FastDeploy supports various quantization inference precisions including FP8, INT8, INT4, 2-bits, etc. It supports different precision inference for weights, activations, and KVCache tensors, which can meet the inference requirements of different scenarios such as low cost, low latency, and long context.

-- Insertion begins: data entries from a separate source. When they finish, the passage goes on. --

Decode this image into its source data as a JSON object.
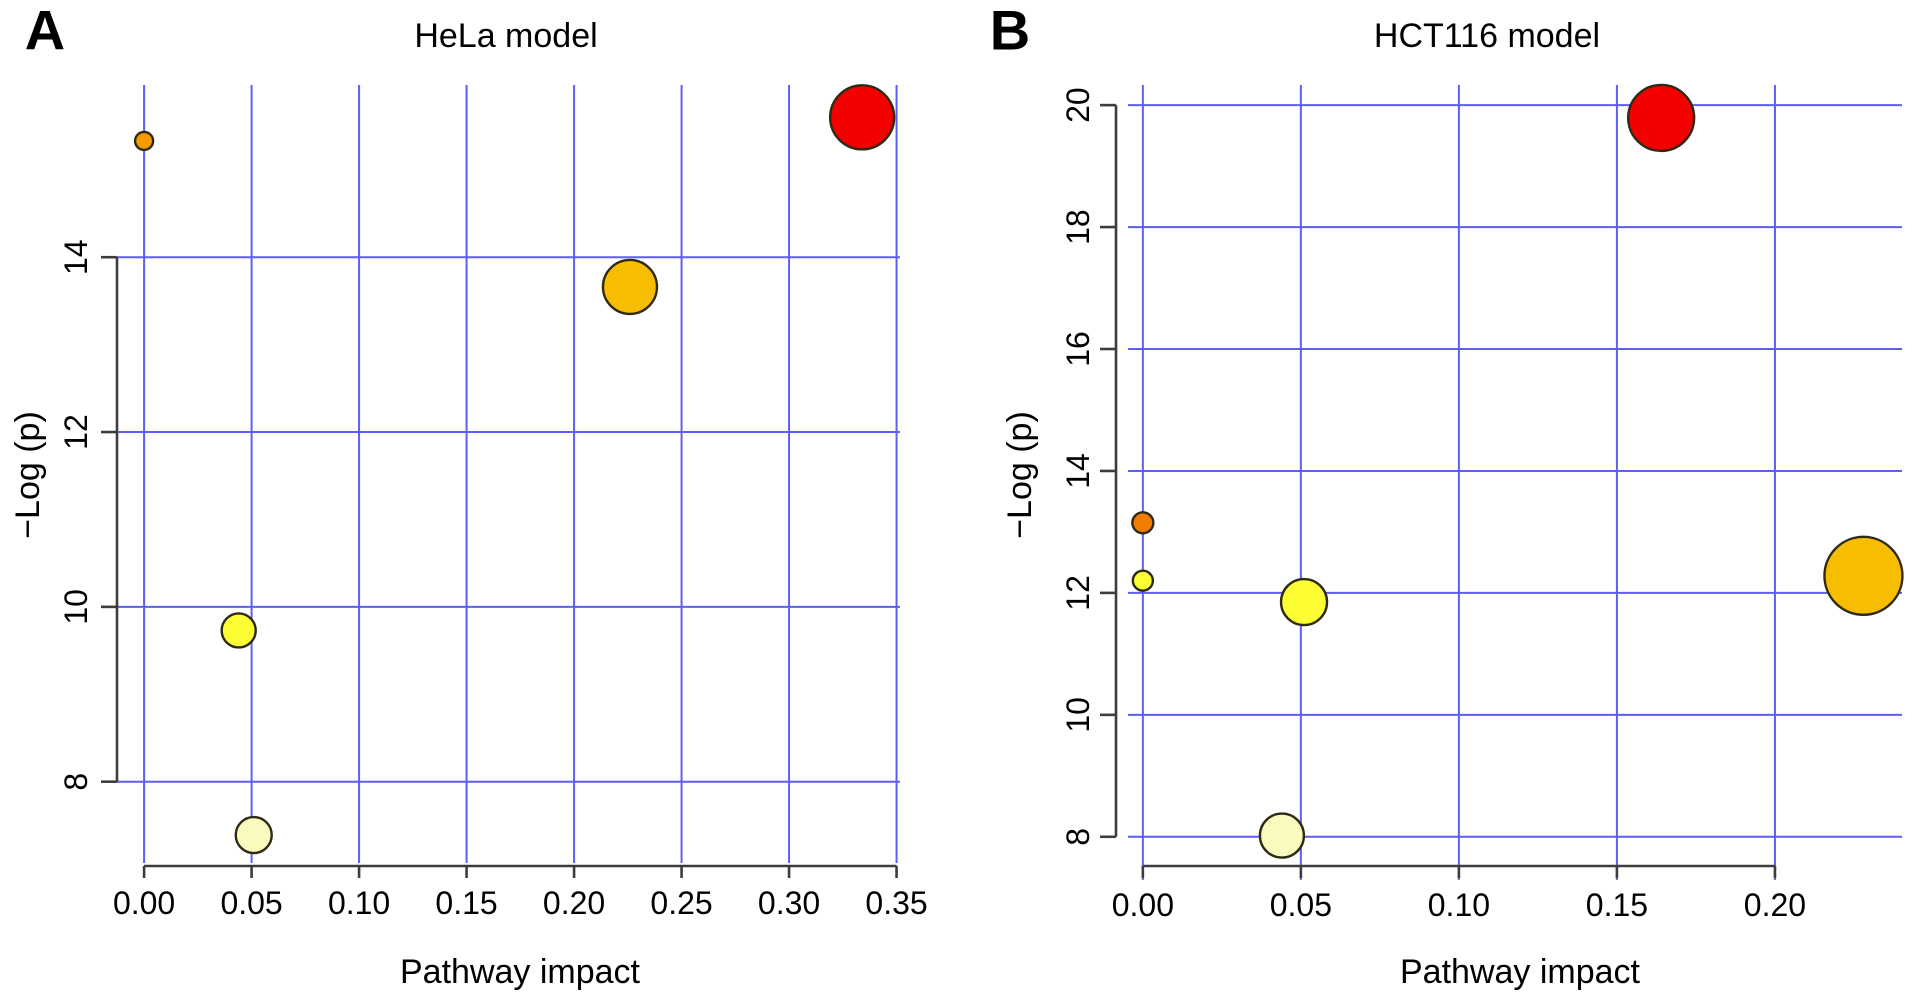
{
  "figure": {
    "background": "#ffffff",
    "grid_color": "#5e5ef2",
    "axis_color": "#3d3d3d",
    "bubble_stroke": "#2e2a14",
    "text_color": "#000000"
  },
  "chart_data": [
    {
      "type": "scatter",
      "panel_letter": "A",
      "title": "HeLa model",
      "xlabel": "Pathway impact",
      "ylabel": "−Log (p)",
      "grid": true,
      "legend": "none",
      "xlim": [
        -0.0126,
        0.3516
      ],
      "ylim": [
        7.07,
        15.97
      ],
      "x_ticks": [
        0,
        0.05,
        0.1,
        0.15,
        0.2,
        0.25,
        0.3,
        0.35
      ],
      "x_tick_labels": [
        "0.00",
        "0.05",
        "0.10",
        "0.15",
        "0.20",
        "0.25",
        "0.30",
        "0.35"
      ],
      "y_ticks": [
        8,
        10,
        12,
        14
      ],
      "y_tick_labels": [
        "8",
        "10",
        "12",
        "14"
      ],
      "points": [
        {
          "x": 0.0,
          "y": 15.33,
          "r": 9,
          "color": "#F59B00"
        },
        {
          "x": 0.334,
          "y": 15.6,
          "r": 32,
          "color": "#F40000"
        },
        {
          "x": 0.226,
          "y": 13.66,
          "r": 27,
          "color": "#F7BD00"
        },
        {
          "x": 0.044,
          "y": 9.73,
          "r": 17,
          "color": "#FDFD33"
        },
        {
          "x": 0.051,
          "y": 7.39,
          "r": 18,
          "color": "#FAFABE"
        }
      ]
    },
    {
      "type": "scatter",
      "panel_letter": "B",
      "title": "HCT116 model",
      "xlabel": "Pathway impact",
      "ylabel": "−Log (p)",
      "grid": true,
      "legend": "none",
      "xlim": [
        -0.0047,
        0.2402
      ],
      "ylim": [
        7.57,
        20.33
      ],
      "x_ticks": [
        0,
        0.05,
        0.1,
        0.15,
        0.2
      ],
      "x_tick_labels": [
        "0.00",
        "0.05",
        "0.10",
        "0.15",
        "0.20"
      ],
      "y_ticks": [
        8,
        10,
        12,
        14,
        16,
        18,
        20
      ],
      "y_tick_labels": [
        "8",
        "10",
        "12",
        "14",
        "16",
        "18",
        "20"
      ],
      "points": [
        {
          "x": 0.164,
          "y": 19.79,
          "r": 33,
          "color": "#F40000"
        },
        {
          "x": 0.0,
          "y": 13.15,
          "r": 10.5,
          "color": "#F07D00"
        },
        {
          "x": 0.0,
          "y": 12.2,
          "r": 10,
          "color": "#FDFD33"
        },
        {
          "x": 0.051,
          "y": 11.85,
          "r": 23,
          "color": "#FDFD33"
        },
        {
          "x": 0.228,
          "y": 12.28,
          "r": 39,
          "color": "#F7BD00"
        },
        {
          "x": 0.044,
          "y": 8.02,
          "r": 22,
          "color": "#FAFABE"
        }
      ]
    }
  ]
}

| Quantization Method | Weight Precision | Activation Precision | KVCache Precision | Online/Offline | Supported Hardware |
|---|---|---|---|---|---|
| WINT8 | INT8 | BF16 | BF16 | Online | GPU, XPU |
| WINT4 | INT4 | BF16 | BF16 | Online | GPU, XPU |
| Block-wise FP8 | block-wise static FP8 | token-wise dynamic FP8 | BF16 | Online | GPU |
| WINT2 | 2Bits | BF16 | BF16 | Offline | GPU |
| MixQuant | INT4/INT8 | INT8/BF16 | INT8/BF16 | Offline | GPU, XPU |
Notes
- Quantization Method: Corresponds to the "quantization" field in the quantization configuration file.
- Online/Offline Quantization: Mainly used to distinguish when to quantize the weights.

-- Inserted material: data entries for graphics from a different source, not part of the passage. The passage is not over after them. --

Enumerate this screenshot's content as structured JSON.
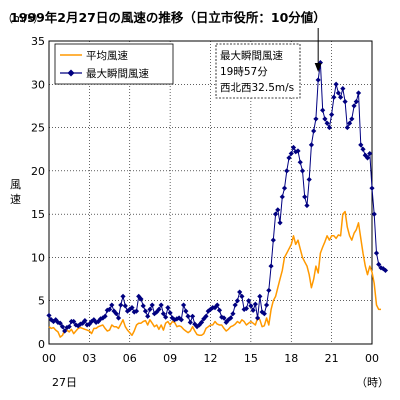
{
  "chart_data": {
    "type": "line",
    "title": "1999年2月27日の風速の推移（日立市役所：10分値）",
    "ylabel": "風速",
    "yunit": "（m/s）",
    "xlabel_unit": "（時）",
    "date_label": "27日",
    "ylim": [
      0,
      35
    ],
    "xlim_hours": [
      0,
      24
    ],
    "y_ticks": [
      "0",
      "5",
      "10",
      "15",
      "20",
      "25",
      "30",
      "35"
    ],
    "x_ticks": [
      "00",
      "03",
      "06",
      "09",
      "12",
      "15",
      "18",
      "21",
      "00"
    ],
    "grid": true,
    "legend_position": "top-left",
    "series": [
      {
        "name": "平均風速",
        "color": "#FF9900",
        "marker": "none",
        "x_hours_step": 0.16667,
        "values": [
          2.0,
          1.8,
          1.9,
          1.6,
          1.4,
          0.8,
          1.0,
          1.6,
          1.6,
          1.4,
          1.7,
          1.2,
          1.5,
          1.8,
          1.9,
          1.8,
          1.7,
          1.6,
          1.5,
          1.2,
          1.8,
          1.8,
          2.0,
          2.1,
          2.2,
          1.8,
          1.5,
          1.6,
          2.2,
          2.0,
          2.0,
          1.8,
          2.3,
          2.8,
          2.0,
          1.6,
          1.3,
          1.0,
          1.5,
          2.2,
          2.4,
          2.4,
          2.6,
          2.7,
          2.2,
          2.8,
          2.4,
          2.0,
          2.2,
          1.7,
          2.2,
          1.6,
          2.4,
          2.6,
          2.2,
          2.6,
          2.5,
          2.0,
          2.1,
          2.0,
          1.7,
          1.5,
          1.3,
          1.5,
          2.0,
          1.5,
          1.1,
          1.0,
          1.0,
          1.2,
          1.8,
          2.0,
          2.2,
          2.2,
          2.6,
          2.3,
          2.2,
          2.2,
          1.8,
          1.5,
          1.7,
          2.0,
          2.1,
          2.3,
          2.6,
          2.4,
          2.8,
          2.6,
          2.2,
          2.4,
          2.6,
          2.4,
          2.2,
          3.0,
          2.8,
          2.0,
          2.1,
          3.0,
          2.2,
          4.0,
          5.0,
          5.5,
          6.5,
          7.5,
          8.5,
          10.0,
          10.5,
          11.0,
          11.5,
          12.5,
          11.5,
          12.0,
          11.0,
          10.0,
          9.5,
          9.0,
          8.0,
          6.5,
          7.5,
          9.0,
          8.2,
          10.5,
          11.2,
          11.8,
          12.5,
          12.0,
          12.5,
          12.5,
          12.2,
          12.6,
          12.5,
          15.0,
          15.3,
          13.5,
          12.5,
          12.0,
          12.8,
          13.2,
          14.0,
          12.2,
          10.5,
          9.0,
          8.0,
          9.0,
          8.3,
          7.0,
          4.5,
          4.0,
          4.0
        ]
      },
      {
        "name": "最大瞬間風速",
        "color": "#000080",
        "marker": "diamond",
        "x_hours_step": 0.16667,
        "values": [
          3.3,
          2.8,
          2.6,
          2.8,
          2.5,
          2.4,
          2.0,
          1.5,
          1.9,
          2.0,
          2.6,
          2.6,
          2.2,
          2.1,
          2.3,
          2.4,
          2.7,
          2.2,
          2.3,
          2.6,
          2.8,
          2.5,
          2.6,
          2.9,
          3.0,
          3.2,
          3.9,
          4.0,
          4.5,
          3.8,
          3.5,
          3.0,
          4.5,
          5.5,
          4.4,
          3.8,
          4.0,
          4.2,
          3.7,
          3.8,
          5.5,
          5.2,
          4.4,
          3.8,
          3.2,
          4.0,
          4.5,
          3.5,
          3.7,
          4.0,
          4.5,
          3.5,
          3.1,
          4.2,
          3.6,
          3.0,
          2.8,
          2.9,
          3.0,
          2.8,
          4.5,
          3.8,
          3.2,
          2.5,
          3.2,
          2.3,
          2.0,
          2.2,
          2.5,
          2.9,
          3.2,
          3.8,
          4.0,
          4.2,
          4.2,
          4.5,
          3.9,
          3.1,
          3.0,
          2.5,
          2.8,
          3.0,
          3.5,
          4.5,
          5.0,
          6.0,
          5.5,
          4.0,
          4.1,
          5.0,
          4.4,
          3.9,
          4.6,
          3.0,
          5.5,
          3.7,
          3.5,
          4.5,
          6.2,
          9.0,
          12.0,
          15.0,
          15.5,
          14.0,
          17.0,
          18.0,
          20.0,
          21.5,
          22.0,
          22.7,
          22.2,
          22.3,
          21.0,
          20.0,
          17.0,
          16.0,
          19.0,
          23.0,
          24.6,
          26.0,
          30.5,
          32.5,
          27.0,
          26.0,
          25.5,
          25.0,
          26.5,
          28.5,
          30.0,
          29.0,
          28.5,
          29.5,
          28.0,
          25.0,
          25.5,
          26.0,
          27.5,
          28.0,
          29.0,
          23.0,
          22.5,
          21.8,
          21.5,
          22.0,
          18.0,
          15.0,
          10.5,
          9.2,
          8.8,
          8.7,
          8.5
        ]
      }
    ],
    "annotation": {
      "lines": [
        "最大瞬間風速",
        "19時57分",
        "西北西32.5m/s"
      ],
      "target_series": 1,
      "target_index": 120
    }
  }
}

- Online Quantization: The weights are quantized after being loaded into inference engine.
- Offline Quantization: Before inference, weights are quantized offline and stored as low-bit numerical types. During inference, the quantized low-bit numerical values are loaded.
- Dynamic/Static Quantization: Mainly used to distinguish the quantization method of activations
- Static Quantization: Quantization coefficients are determined and stored before inference. During inference, pre-calculated quantization coefficients are loaded. Since quantization coefficients remain fixed (static) during inference, it's called static quantization.
- Dynamic Quantization: During inference, quantization coefficients for the current batch are calculated in real-time. Since quantization coefficients change dynamically during inference, it's called dynamic quantization.
| Model Name | Supported Quantization Precision |
|---|---|
| ERNIE-4.5-300B-A47B | WINT8, WINT4, Block-wise FP8, MixQuant |
FastDeploy names various quantization precisions in the following format:
{tensor abbreviation}{numerical type}{tensor abbreviation}{numerical type}{tensor abbreviation}{numerical type}
Examples:
- W8A8C8: W=weights, A=activations, C=CacheKV; 8 defaults to INT8
- W8A8C16: 16 defaults to BF16, others same as above
- W4A16C16 / WInt4 / weight-only int4: 4 defaults to INT4
- WNF4A8C8: NF4 refers to 4bits norm-float numerical type
- Wfp8Afp8: Both weights and activations are FP8 precision
- W4Afp8: Weights are INT4, activations are FP8